JUDGMENT
This appeal was considered on the record from the United States District Court for the District of Columbia and on the brief filed by appellant. See Fed. R.App. P. 34(a)(2); D.C.Cir. Rule 34(j). It is
ORDERED AND ADJUDGED that the district court’s February 9, 2012, and April 17, 2012, decisions be affirmed. The district court correctly held that appellant had shown no entitlement to mandamus relief. See Council of and for the Blind of Delaware County Valley, Inc. v. Regan, 709 F.2d 1521 (D.C.Cir.1983) (en banc).
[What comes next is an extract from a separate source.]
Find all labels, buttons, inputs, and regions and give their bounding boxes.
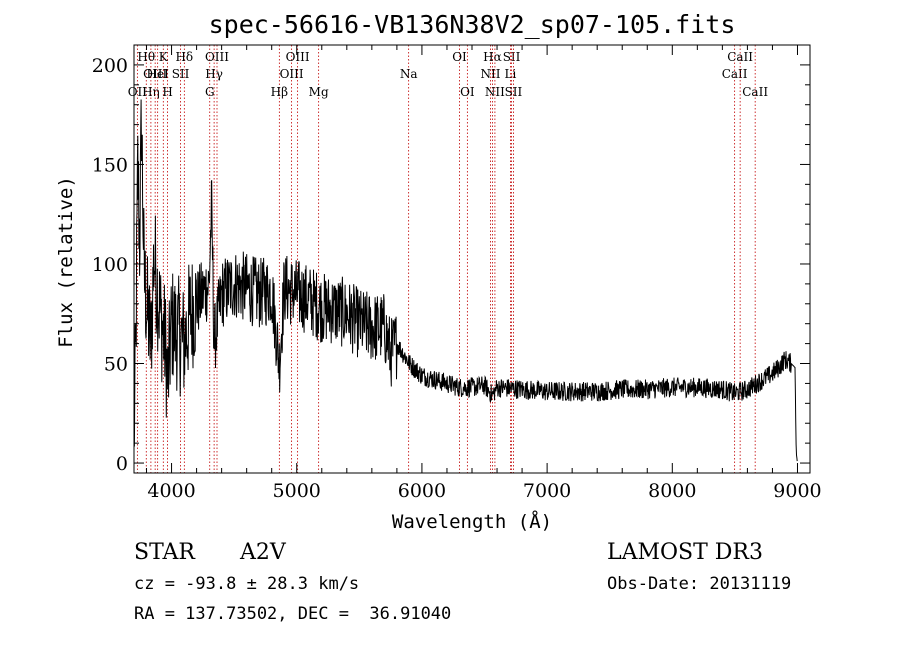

To the extent appellant seeks to raise a claim under the Administrative Procedure Act, the Attorney General’s alleged failure to respond to appellant’s letters is not reviewable under the Act, as the Attorney General was not required to respond to the letters. See Norton v. S. Utah Wilderness Alliance, 542 U.S. 55, 64-05, 124 S.Ct. 2373, 159 L.Ed.2d 137 (2004). To the extent appellant challenges the constitutionality of 18 U.S.C. § 3231, his challenge should be brought by way of a motion pursuant to 28 U.S.C. § 2255, or, if the § 2255 remedy is inadequate or ineffective, by a habeas petition under 28 U.S.C. § 2241 in the judicial district where petitioner’s custodian is located. See 28 U.S.C. § 2255(a), (e); Razzoli v. Federal Bureau of Prisons, 230 F.3d 371, 373 (D.C.Cir.2000). Contrary to appellant’s assertions, the district court did not re-characterize the complaint as a § 2255 motion. Finally, the district court’s denial of appellant’s motion for reconsideration was not an abuse of discretion. Firestone v. Firestone, 76 F.3d 1205, 1208 (D.C.Cir. 1996) (per curiam).
Pursuant to D.C. Circuit Rule 36, this disposition will not be published. The Clerk is directed to withhold issuance of the mandate herein until seven days after resolution of any timely petition for rehearing or petition for rehearing en banc. See Fed. R.App. P. 41(b); D.C.Cir. Rule 41.